What is rollover in futures trading?

What is rollover in futures trading?

Rollover in futures trading means shifting your open position from a contract nearing expiry to a later contract month. This allows traders to maintain market exposure without taking physical delivery or settling the position.

How rollover works

  1. Exit the current (expiring) contract position.
  2. Enter a new position in the same asset with a later expiry (next-month contract).
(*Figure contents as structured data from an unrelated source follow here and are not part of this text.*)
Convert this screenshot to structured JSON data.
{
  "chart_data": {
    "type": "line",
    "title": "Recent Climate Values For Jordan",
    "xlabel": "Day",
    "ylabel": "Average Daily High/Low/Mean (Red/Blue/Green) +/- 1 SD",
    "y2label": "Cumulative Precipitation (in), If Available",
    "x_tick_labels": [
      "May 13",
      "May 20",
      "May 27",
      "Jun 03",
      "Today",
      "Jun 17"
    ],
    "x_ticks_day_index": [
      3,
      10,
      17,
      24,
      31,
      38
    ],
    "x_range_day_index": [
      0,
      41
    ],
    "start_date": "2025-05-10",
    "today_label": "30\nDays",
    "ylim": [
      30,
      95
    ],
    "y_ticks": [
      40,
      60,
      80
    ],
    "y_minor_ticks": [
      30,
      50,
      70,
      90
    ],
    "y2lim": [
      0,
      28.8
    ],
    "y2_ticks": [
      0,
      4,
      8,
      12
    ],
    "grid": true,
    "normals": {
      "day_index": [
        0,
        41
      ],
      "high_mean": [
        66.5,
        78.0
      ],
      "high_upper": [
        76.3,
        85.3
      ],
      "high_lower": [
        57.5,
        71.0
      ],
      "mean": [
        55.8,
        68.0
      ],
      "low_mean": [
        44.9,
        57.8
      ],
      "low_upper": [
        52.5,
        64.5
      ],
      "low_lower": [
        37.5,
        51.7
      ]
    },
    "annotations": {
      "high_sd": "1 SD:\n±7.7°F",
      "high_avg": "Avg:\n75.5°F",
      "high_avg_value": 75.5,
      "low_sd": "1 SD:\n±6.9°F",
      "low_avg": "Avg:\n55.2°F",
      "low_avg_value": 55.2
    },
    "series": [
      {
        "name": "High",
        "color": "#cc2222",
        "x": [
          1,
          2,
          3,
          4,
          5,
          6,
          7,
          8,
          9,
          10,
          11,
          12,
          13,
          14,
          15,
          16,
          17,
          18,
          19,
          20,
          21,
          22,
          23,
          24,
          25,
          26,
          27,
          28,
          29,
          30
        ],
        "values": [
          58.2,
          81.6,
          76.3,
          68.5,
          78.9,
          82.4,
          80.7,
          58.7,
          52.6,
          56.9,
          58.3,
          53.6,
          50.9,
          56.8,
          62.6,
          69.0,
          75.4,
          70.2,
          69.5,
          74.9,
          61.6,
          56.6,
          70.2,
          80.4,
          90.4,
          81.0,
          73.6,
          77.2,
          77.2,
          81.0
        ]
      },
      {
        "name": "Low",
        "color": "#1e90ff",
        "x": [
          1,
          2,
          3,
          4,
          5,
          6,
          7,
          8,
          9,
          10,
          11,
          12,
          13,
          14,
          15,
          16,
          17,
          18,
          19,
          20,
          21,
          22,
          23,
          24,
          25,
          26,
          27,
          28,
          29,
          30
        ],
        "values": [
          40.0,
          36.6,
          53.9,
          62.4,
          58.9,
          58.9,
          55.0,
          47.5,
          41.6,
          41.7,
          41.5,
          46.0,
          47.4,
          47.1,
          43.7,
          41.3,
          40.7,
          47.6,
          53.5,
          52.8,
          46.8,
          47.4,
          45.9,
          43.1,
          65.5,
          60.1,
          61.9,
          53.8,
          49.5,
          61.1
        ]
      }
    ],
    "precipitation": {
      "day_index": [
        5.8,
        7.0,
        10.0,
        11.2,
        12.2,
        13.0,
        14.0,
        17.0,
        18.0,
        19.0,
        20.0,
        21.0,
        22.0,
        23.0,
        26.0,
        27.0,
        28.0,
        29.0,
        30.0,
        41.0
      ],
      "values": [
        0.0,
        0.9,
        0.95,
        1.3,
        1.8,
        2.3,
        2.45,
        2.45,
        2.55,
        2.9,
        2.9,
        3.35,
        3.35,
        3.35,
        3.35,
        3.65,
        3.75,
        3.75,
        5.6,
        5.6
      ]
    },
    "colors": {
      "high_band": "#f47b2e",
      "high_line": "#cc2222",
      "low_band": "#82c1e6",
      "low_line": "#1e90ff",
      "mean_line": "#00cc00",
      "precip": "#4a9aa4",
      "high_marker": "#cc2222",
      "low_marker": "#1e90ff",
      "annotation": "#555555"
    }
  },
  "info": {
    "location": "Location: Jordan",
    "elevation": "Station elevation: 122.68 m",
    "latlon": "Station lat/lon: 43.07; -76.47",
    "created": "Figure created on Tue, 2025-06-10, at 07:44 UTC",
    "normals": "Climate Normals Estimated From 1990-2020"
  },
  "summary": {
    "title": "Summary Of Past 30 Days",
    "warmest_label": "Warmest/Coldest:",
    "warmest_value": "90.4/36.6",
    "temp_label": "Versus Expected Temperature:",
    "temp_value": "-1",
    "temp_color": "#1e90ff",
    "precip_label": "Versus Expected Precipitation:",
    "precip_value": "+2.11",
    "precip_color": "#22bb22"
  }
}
This keeps your position active in the market while avoiding settlement in the expiring contract.

Example of rollover

A trader holds 100 shares of ‘FutureTech’ in the September futures contract. As expiry approaches:

  • The trader sells the September contract (exit).
  • At the same time, buys the October contract for 100 shares of ‘FutureTech’ at the current October price.

This shifts the exposure forward by one month.

Key considerations

  • Transaction costs: Includes brokerage, taxes, and any rollover-related fees.
  • Price differential: The new contract may be priced higher (premium) or lower (discount) due to market dynamics.

What if...

ScenarioResolution
Contract prices differ significantlyEvaluate the carry cost and premium/discount before rolling over.
You forget to rollover before expiryYour position may be settled or moved to delivery. Always rollover manually before expiry.
Monitor the expiry calendar in FYERS and rollover at least one day before the contract expires to avoid last-minute risks.